Residential building was the only area to buck the overall trend in August, with housing activity rising at a robust and accelerated pace since the previous month.
The seasonally adjusted IHS Markit/CIPS UK Construction Purchasing Managers’ Index (PMI) was 51.1 in August, which staying above 50.0 was in growth territory for the 12th month running but was below July’s 51.9 reading and its lowest since August 2016.
There were also signs of a sustained soft patch ahead, with new business volumes falling for the second month running. Survey respondents linked subdued demand to reduced business investment and heightened economic uncertainty. As a result, construction firms exerted greater caution in terms of their staff hiring, with employment numbers rising at the slowest pace since July 2016.

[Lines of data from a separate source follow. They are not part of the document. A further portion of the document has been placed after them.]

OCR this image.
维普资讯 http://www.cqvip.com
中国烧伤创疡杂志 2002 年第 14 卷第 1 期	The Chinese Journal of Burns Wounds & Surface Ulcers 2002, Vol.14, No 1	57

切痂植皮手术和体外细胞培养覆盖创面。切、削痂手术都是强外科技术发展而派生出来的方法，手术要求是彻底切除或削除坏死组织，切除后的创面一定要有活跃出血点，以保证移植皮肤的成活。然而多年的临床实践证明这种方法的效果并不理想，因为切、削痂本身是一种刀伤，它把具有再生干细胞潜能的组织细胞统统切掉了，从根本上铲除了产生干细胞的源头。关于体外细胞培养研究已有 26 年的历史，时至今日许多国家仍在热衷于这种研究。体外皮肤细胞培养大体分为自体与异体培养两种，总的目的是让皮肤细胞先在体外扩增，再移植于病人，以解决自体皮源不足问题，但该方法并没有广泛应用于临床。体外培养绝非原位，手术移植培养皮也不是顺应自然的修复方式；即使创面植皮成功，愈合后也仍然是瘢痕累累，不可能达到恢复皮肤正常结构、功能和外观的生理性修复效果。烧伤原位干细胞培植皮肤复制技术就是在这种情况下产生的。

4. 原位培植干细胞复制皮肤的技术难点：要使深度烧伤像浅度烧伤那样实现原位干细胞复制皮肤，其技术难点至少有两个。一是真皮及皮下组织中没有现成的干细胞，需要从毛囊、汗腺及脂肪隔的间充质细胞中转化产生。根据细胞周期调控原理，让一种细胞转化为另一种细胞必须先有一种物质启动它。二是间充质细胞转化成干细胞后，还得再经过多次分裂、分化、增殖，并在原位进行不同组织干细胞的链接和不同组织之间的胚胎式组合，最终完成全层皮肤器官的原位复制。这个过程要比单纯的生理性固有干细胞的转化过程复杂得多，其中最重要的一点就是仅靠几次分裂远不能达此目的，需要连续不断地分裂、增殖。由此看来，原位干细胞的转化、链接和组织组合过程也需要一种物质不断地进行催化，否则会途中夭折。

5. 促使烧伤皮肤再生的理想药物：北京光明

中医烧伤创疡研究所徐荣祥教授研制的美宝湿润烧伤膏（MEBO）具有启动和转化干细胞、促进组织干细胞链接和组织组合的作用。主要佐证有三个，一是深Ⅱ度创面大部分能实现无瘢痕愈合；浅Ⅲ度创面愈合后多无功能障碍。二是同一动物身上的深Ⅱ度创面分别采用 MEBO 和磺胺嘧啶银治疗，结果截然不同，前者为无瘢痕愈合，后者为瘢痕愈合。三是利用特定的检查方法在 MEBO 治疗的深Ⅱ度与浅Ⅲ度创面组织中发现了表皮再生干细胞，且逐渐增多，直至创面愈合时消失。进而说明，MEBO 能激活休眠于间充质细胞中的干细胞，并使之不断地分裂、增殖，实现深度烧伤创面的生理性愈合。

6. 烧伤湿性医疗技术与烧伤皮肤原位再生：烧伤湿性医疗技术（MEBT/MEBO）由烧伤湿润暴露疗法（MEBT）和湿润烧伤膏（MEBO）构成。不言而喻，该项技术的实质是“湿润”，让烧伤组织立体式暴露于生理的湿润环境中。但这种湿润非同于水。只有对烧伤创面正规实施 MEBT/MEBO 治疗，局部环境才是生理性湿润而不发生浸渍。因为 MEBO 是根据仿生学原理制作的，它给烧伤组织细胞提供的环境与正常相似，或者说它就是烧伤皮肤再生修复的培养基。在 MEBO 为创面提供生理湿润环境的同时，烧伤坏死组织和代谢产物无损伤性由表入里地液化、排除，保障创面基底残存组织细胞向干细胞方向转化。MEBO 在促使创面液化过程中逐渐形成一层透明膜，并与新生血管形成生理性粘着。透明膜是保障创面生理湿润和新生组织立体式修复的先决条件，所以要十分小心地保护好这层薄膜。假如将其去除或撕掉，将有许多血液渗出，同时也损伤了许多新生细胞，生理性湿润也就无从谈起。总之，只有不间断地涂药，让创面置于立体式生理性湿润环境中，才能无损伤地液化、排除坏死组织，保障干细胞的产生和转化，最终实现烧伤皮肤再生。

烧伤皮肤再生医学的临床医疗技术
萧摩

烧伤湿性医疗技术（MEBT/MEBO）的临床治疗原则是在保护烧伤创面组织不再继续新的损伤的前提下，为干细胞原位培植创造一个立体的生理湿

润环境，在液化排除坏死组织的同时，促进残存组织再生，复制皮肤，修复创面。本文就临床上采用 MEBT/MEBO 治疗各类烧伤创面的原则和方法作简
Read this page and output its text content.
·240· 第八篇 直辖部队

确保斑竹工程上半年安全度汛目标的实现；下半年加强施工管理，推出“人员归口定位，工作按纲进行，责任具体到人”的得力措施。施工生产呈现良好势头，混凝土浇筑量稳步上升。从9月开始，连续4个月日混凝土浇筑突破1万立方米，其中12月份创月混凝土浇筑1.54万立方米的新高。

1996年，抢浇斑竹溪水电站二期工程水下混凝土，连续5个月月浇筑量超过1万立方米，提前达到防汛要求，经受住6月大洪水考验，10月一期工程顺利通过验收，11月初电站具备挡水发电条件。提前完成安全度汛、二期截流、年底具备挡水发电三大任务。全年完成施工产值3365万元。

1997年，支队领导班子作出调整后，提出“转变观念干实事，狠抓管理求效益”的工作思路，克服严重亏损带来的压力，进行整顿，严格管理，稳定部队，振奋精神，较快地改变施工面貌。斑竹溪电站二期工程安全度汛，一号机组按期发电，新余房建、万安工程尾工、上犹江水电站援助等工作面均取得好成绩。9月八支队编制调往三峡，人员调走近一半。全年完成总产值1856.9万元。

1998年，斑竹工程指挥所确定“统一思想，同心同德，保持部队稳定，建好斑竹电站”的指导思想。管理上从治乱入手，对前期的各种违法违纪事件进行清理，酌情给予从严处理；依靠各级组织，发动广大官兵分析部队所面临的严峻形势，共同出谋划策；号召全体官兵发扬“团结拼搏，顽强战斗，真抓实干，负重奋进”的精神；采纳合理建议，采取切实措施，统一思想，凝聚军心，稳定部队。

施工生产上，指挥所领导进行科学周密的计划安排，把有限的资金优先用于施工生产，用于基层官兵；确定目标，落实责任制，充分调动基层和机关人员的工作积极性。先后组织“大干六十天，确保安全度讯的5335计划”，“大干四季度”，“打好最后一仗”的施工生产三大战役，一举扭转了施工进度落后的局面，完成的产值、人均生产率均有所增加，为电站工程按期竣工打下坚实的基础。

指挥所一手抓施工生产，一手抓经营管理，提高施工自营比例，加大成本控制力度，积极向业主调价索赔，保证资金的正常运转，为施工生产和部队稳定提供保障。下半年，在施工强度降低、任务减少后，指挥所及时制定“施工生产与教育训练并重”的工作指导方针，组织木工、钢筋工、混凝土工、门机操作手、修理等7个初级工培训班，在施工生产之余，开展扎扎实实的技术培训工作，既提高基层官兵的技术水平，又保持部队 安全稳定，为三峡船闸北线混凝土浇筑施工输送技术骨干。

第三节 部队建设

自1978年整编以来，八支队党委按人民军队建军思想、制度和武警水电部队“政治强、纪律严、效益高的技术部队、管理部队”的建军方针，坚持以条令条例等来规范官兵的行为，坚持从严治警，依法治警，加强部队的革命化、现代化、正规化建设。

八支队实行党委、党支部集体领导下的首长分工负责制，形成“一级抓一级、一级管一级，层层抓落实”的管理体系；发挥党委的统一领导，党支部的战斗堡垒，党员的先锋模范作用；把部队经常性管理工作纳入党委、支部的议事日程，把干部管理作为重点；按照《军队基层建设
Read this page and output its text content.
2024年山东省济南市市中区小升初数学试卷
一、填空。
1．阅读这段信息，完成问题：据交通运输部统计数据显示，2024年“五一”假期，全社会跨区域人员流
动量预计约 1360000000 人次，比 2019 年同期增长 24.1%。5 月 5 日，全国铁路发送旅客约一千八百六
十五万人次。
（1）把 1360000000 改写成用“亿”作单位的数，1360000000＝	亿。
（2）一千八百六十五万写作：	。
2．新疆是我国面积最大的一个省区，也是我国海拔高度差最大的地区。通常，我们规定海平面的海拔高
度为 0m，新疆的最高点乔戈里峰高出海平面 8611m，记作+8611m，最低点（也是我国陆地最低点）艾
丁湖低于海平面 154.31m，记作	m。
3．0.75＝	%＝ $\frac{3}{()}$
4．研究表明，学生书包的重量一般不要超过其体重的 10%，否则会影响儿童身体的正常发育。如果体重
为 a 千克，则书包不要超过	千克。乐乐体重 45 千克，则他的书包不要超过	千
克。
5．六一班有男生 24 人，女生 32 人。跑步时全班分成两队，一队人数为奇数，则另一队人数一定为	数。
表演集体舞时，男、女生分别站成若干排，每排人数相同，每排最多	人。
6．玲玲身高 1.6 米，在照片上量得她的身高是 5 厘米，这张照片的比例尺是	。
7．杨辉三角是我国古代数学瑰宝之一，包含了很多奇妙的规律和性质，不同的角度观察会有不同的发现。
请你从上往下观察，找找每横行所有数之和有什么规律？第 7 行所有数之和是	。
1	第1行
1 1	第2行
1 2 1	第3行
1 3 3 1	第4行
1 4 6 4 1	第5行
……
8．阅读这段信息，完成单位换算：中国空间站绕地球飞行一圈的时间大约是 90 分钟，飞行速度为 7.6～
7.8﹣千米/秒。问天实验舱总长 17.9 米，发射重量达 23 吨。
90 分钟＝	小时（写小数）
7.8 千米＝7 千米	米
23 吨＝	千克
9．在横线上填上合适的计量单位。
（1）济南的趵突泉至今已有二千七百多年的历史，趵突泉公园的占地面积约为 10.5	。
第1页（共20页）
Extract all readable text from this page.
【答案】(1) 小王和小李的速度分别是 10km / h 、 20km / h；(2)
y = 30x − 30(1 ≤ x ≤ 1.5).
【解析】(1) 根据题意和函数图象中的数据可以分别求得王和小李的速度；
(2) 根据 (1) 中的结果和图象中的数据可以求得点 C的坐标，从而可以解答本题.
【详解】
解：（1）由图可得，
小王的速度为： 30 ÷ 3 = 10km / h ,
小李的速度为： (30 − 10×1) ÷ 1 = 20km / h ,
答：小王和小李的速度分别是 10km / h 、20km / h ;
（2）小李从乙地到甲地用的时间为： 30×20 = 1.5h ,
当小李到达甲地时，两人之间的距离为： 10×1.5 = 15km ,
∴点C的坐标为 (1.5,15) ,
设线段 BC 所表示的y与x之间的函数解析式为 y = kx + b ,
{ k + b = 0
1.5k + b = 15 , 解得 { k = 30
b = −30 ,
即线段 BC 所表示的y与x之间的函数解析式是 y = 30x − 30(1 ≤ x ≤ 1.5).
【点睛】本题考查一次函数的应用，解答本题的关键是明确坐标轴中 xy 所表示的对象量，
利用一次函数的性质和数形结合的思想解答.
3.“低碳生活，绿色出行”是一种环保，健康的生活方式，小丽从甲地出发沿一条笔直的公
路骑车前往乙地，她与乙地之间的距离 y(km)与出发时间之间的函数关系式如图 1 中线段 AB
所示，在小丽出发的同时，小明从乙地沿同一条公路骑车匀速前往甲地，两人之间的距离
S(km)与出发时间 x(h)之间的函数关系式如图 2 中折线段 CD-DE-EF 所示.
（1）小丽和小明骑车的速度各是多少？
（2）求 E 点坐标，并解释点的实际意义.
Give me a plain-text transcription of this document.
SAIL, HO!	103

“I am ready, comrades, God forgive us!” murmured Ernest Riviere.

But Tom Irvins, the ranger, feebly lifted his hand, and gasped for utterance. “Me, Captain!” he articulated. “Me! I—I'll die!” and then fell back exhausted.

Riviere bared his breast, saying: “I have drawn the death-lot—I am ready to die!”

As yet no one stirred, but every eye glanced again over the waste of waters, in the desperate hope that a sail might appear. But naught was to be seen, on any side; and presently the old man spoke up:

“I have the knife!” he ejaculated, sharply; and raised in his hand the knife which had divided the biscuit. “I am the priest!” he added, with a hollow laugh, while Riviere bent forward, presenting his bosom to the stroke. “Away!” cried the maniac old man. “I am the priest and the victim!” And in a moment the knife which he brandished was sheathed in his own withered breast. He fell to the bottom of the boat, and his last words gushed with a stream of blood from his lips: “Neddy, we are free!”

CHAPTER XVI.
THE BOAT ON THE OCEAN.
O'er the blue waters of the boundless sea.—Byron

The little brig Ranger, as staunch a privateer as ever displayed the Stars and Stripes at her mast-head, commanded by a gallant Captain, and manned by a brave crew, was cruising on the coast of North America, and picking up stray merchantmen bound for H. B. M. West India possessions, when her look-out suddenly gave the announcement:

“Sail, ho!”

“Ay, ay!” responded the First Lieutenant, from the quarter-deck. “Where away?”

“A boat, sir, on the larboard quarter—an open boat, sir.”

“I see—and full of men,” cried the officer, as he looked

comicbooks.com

Reports from construction industry purchasers widely suggested that clients in the commercial development sector are opting to delay spending decisions and, in some cases, scaling back planned projects.
Tim Moore, associate director at IHS Markit and author of the survey report, said: “UK construction companies indicated that lacklustre growth conditions persisted during August. Civil engineering work stagnated, which meant that the construction sector was reliant upon greater house building activity to deliver an outright expansion in output volumes. Commercial development remained by far the worst performing category, with business activity falling at the fastest pace since July 2016.
“Survey respondents noted that subdued business investment and concerns about the UK economic outlook had led to a lack of new work to replace completed projects, especially in the commercial building sector.
“There were signs that UK construction firms are bracing for the soft patch to continue into this autumn, with fragile business confidence contributing to weaker trends for job creation and input buying during August.”